Practically, this transforms infrastructure evaluation from opaque, one-dimensional record-keeping to a multidimensional, collaborative, and theory-driven discipline.
Limitations and Future Developments
Current coverage is limited to open-weight models, training and batch inference workloads, and excludes some accelerators (Trainium, HPU) and online serving. Trace storage introduces privacy/commercial sensitivity challenges, necessitating policies for anonymization or entropy-conserving compression. The configuration cross-product remains impossibly large; submission diversity and rolling workload axes aim to maximize diagnostic value.
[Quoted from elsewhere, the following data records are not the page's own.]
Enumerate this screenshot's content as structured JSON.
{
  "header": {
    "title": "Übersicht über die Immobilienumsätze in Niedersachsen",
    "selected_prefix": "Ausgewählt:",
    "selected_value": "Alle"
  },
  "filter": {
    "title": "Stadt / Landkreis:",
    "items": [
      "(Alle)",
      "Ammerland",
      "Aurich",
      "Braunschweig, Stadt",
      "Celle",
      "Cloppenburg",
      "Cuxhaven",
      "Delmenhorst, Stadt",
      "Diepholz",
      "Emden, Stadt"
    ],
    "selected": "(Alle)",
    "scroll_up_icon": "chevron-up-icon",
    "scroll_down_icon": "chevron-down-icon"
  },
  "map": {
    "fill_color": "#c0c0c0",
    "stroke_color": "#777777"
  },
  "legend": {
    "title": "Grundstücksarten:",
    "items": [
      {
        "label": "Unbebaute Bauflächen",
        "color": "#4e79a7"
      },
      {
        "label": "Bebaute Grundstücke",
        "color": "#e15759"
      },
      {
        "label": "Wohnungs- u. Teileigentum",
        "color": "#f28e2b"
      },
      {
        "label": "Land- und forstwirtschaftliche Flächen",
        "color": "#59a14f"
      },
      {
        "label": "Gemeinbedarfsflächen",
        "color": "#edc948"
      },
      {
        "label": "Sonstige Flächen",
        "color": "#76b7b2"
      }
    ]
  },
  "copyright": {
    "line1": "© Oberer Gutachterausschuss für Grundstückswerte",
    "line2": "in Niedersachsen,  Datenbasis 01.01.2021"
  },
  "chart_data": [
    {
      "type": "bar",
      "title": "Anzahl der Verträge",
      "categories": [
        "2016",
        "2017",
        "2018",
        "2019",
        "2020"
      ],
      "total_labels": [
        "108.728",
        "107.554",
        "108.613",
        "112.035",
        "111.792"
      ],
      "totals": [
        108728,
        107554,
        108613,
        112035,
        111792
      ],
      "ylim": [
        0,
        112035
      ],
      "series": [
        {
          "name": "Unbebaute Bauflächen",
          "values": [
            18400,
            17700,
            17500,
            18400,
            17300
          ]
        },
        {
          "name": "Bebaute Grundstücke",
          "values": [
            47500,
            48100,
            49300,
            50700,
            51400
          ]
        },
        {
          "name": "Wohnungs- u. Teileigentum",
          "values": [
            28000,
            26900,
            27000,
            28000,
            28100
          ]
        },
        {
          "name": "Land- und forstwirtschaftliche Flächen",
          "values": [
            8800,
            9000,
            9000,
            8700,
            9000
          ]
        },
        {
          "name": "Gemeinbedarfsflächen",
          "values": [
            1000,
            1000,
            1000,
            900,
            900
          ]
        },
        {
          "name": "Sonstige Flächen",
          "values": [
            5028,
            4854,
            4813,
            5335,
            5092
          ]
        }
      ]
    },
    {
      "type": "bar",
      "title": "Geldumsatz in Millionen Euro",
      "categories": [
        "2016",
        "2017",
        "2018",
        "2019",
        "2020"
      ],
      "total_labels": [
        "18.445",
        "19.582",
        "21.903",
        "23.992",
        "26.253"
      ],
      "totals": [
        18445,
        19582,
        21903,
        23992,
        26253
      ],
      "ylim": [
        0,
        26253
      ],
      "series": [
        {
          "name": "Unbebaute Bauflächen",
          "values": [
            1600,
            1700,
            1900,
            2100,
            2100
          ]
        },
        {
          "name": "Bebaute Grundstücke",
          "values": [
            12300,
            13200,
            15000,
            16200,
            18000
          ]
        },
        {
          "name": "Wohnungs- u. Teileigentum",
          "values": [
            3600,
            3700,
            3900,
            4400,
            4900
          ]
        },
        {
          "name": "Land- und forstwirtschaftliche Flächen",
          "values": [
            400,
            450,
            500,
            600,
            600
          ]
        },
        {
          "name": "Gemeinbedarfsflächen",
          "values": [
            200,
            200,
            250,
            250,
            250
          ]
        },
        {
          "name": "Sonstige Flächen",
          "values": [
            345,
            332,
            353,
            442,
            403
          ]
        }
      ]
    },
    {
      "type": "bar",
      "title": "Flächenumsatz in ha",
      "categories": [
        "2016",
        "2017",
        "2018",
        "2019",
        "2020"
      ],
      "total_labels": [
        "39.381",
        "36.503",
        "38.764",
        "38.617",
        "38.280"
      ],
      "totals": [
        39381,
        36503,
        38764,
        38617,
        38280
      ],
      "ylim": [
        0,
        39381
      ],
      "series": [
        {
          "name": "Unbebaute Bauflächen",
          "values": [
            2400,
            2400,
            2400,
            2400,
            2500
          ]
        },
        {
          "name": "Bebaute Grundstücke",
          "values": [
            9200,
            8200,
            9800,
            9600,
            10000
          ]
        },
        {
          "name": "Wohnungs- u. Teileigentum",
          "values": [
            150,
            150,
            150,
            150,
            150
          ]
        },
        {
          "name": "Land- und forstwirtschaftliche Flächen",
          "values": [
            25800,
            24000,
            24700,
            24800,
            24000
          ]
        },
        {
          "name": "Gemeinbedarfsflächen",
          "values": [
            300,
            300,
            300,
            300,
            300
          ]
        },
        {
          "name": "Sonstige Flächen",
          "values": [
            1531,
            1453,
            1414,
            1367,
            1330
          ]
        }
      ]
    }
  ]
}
Future directions include integrated plug-ins for additional simulators, automated trace-space summarization for leaderboard scale, and increased vendor participation to extend configurational and architectural breadth.
Conclusion
CCL-Bench 1.0 moves LLM infrastructure benchmarking towards a reproducible, evidence-grounded, and extensible regime. By decoupling metric analyses from experimental time and enabling post-hoc, community-verified explanation, the framework facilitates rigorous infrastructure comparison and bottleneck attribution, guides system and hardware optimization, and enables both operators and researchers to evaluate claims on a shared foundation. The methodologies and tools demonstrated here are positioned to become foundational infrastructure for the next generation of AI system benchmarking, where explanation and reproducibility are as critical as performance outcomes.